# How do you factor 8k^3 + 1?

##### 1 Answer
Feb 11, 2016

$\left(2 k + 1\right) \left(4 {k}^{2} - 2 k + 1\right)$

#### Explanation:

This is the factorization of perfect cubes.

The pattern for factoring perfect cubes is
$\left(a + b\right) \left({a}^{2} - a b + {b}^{2}\right)$
or
$\left(a - b\right) \left({a}^{2} + a b + {b}^{2}\right)$
The pattern is dependent upon the sign between the cubes.

a = the cubic factor of the first term
b = the cubic root of the second term

(first term, second term) (first term squared, first term x second term, second term squared.

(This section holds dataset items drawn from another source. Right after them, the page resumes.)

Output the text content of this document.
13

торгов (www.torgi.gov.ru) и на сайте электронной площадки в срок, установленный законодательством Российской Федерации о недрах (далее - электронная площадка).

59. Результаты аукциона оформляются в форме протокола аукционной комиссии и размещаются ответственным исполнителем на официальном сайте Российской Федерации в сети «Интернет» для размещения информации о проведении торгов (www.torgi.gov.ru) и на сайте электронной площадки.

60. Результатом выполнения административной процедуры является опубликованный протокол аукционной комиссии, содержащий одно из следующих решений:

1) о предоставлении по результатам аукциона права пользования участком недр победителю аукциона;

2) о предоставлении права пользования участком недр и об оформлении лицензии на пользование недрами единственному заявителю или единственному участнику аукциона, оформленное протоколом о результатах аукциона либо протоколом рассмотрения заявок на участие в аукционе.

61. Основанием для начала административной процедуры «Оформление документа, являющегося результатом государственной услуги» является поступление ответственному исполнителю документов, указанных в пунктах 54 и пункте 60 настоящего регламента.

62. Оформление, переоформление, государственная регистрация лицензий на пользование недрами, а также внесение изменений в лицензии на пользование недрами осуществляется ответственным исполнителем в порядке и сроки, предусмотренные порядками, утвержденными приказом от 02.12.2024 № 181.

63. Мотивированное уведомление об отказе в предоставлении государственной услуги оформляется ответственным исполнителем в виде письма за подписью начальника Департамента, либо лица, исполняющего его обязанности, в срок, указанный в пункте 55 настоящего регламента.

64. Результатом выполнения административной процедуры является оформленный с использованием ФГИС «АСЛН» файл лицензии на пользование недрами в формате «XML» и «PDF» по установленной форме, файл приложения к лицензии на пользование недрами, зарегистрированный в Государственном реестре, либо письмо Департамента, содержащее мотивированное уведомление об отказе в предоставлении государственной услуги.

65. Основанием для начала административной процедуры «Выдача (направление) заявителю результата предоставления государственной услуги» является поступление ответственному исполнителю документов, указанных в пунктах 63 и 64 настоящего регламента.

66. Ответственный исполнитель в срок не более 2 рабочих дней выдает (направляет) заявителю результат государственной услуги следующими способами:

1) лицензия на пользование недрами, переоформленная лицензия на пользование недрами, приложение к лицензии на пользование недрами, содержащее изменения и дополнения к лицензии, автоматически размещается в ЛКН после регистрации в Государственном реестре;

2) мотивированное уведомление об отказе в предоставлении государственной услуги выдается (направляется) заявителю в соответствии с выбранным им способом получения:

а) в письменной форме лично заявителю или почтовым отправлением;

The pattern of the pattern of the signs follows the SOAP rule
S - Same Sign
O - Opposite Sign
AP - Always Positive

(Same Sign) (Opposite Sign, Always Positive)

$8 {k}^{3} + 1$
The cubic factor of $8 {k}^{3}$ is 2k
The cubic factor of 1 is 1

$a = 2 k$
$b = 1$

$\left(2 k + 1\right) \left({\left(2 k\right)}^{2} - \left(2 k\right) \left(1\right) + {\left(1\right)}^{2}\right)$
$\left(2 k + 1\right) \left(4 {k}^{2} - 2 k + 1\right)$